The rare acts of courage the Medal celebrates led President Truman to say he would “I rather have that medal around my neck than be President of the United States”.

The stories of those who have won the Medal inspire and fascinate, and it’s indicated just a few of those historical accounts, were recited in the opinion but that does not end the inquiry.

The restriction on speech must be necessary to achieve the Government’s interest.

There must be a direct causal link between the restriction imposed and injury to be prevented.

The Government has failed to demonstrate this link.

Anthony M. Kennedy:

Beyond general appeals to common sense, the Government provides no evidence suggesting that the public’s general perception of military medals is diminished by false claims like those Alvarez made.

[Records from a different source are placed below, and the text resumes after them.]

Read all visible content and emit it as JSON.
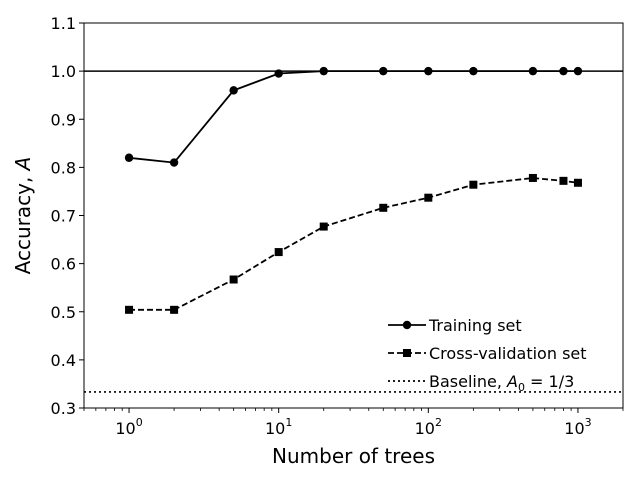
{
  "chart_data": {
    "type": "line",
    "xscale": "log",
    "xlabel": "Number of trees",
    "ylabel": "Accuracy, A",
    "xlim": [
      0.5,
      2000
    ],
    "ylim": [
      0.3,
      1.1
    ],
    "x_ticks": [
      1,
      10,
      100,
      1000
    ],
    "x_tick_labels": [
      {
        "base": "10",
        "exp": "0"
      },
      {
        "base": "10",
        "exp": "1"
      },
      {
        "base": "10",
        "exp": "2"
      },
      {
        "base": "10",
        "exp": "3"
      }
    ],
    "y_ticks": [
      "0.3",
      "0.4",
      "0.5",
      "0.6",
      "0.7",
      "0.8",
      "0.9",
      "1.0",
      "1.1"
    ],
    "x": [
      1,
      2,
      5,
      10,
      20,
      50,
      100,
      200,
      500,
      800,
      1000
    ],
    "series": [
      {
        "name": "Training set",
        "style": "solid",
        "marker": "circle",
        "values": [
          0.82,
          0.81,
          0.96,
          0.995,
          1.0,
          1.0,
          1.0,
          1.0,
          1.0,
          1.0,
          1.0
        ]
      },
      {
        "name": "Cross-validation set",
        "style": "dashed",
        "marker": "square",
        "values": [
          0.504,
          0.504,
          0.567,
          0.624,
          0.677,
          0.716,
          0.737,
          0.764,
          0.778,
          0.772,
          0.768
        ]
      }
    ],
    "reference_lines": [
      {
        "y": 1.0,
        "style": "solid"
      },
      {
        "y": 0.3333,
        "style": "dotted",
        "legend": "Baseline, A0 = 1/3"
      }
    ],
    "legend_placement": "lower-right",
    "legend": [
      {
        "label": "Training set",
        "style": "solid",
        "marker": "circle"
      },
      {
        "label": "Cross-validation set",
        "style": "dashed",
        "marker": "square"
      },
      {
        "label_prefix": "Baseline, ",
        "label_symbol": "A",
        "label_sub": "0",
        "label_suffix": " = 1/3",
        "style": "dotted"
      }
    ],
    "grid": false,
    "color": "#000000"
  }
}
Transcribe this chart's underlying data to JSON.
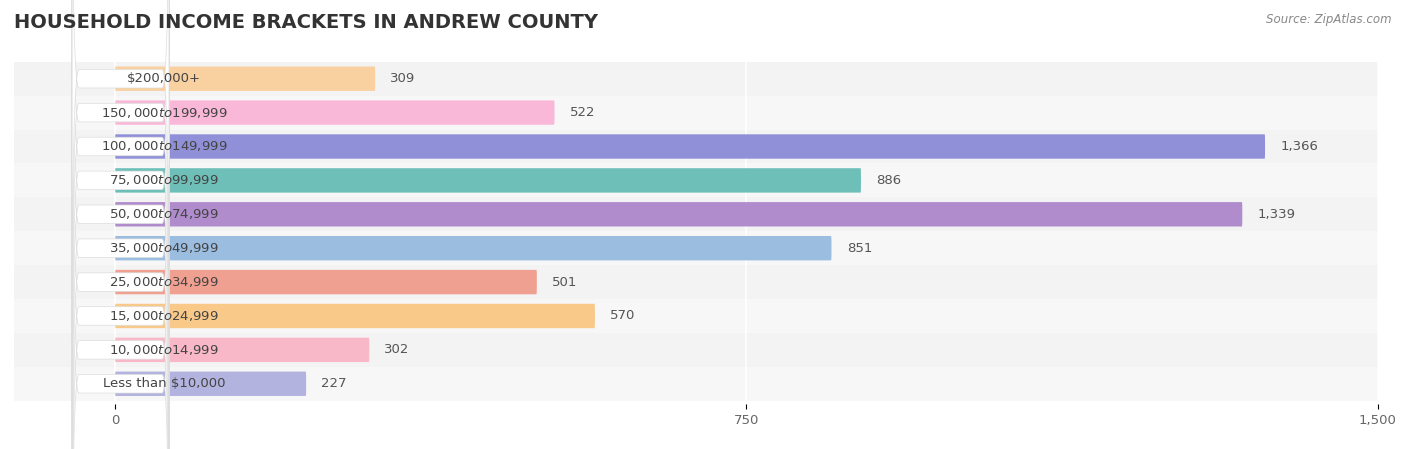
{
  "title": "HOUSEHOLD INCOME BRACKETS IN ANDREW COUNTY",
  "source": "Source: ZipAtlas.com",
  "categories": [
    "Less than $10,000",
    "$10,000 to $14,999",
    "$15,000 to $24,999",
    "$25,000 to $34,999",
    "$35,000 to $49,999",
    "$50,000 to $74,999",
    "$75,000 to $99,999",
    "$100,000 to $149,999",
    "$150,000 to $199,999",
    "$200,000+"
  ],
  "values": [
    227,
    302,
    570,
    501,
    851,
    1339,
    886,
    1366,
    522,
    309
  ],
  "bar_colors": [
    "#b3b3e0",
    "#f9b8c8",
    "#f9c98a",
    "#f0a090",
    "#9bbde0",
    "#b08ccc",
    "#6dbfb8",
    "#9090d8",
    "#f9b8d8",
    "#f9d0a0"
  ],
  "label_bg_color": "#ffffff",
  "stripe_colors": [
    "#f5f5f5",
    "#ebebeb"
  ],
  "xlim": [
    0,
    1500
  ],
  "xticks": [
    0,
    750,
    1500
  ],
  "bar_height": 0.72,
  "title_fontsize": 14,
  "label_fontsize": 9.5,
  "value_fontsize": 9.5,
  "axis_fontsize": 9.5
}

In fact, the contrary appears true.

Counter speech has long been the First Amendment’s preferred method for responding to falsity.

In this case, the record demonstrates that even before the FBI began its investigation, respondent was perceived as an impostor.

Once his lie was exposed, he was ridiculed online and his resignation was called for publicly.

The outrage over respondent’s lie of anything served to reenforce the public’s respect for the Medal and its true recipients.

The Nation well knows that one of the costs of the First Amendment is that it protects the speech we detest as well as the speech we embrace.

Though few might find respondent’s statements anything but contemptible, his right to make those statements is protected by the Constitution’s guarantee of freedom of speech and expression.

The Stolen Valor Act infringes upon speech protected by the First Amendment.

The judgment of the United States Court of Appeals for the Ninth Circuit is affirmed.

Justice Breyer has filed an opinion concurring in the judgment, in which Justice Kagan joins.

Justice Alito has filed a dissenting opinion, in which Justices Scalia and Thomas joined.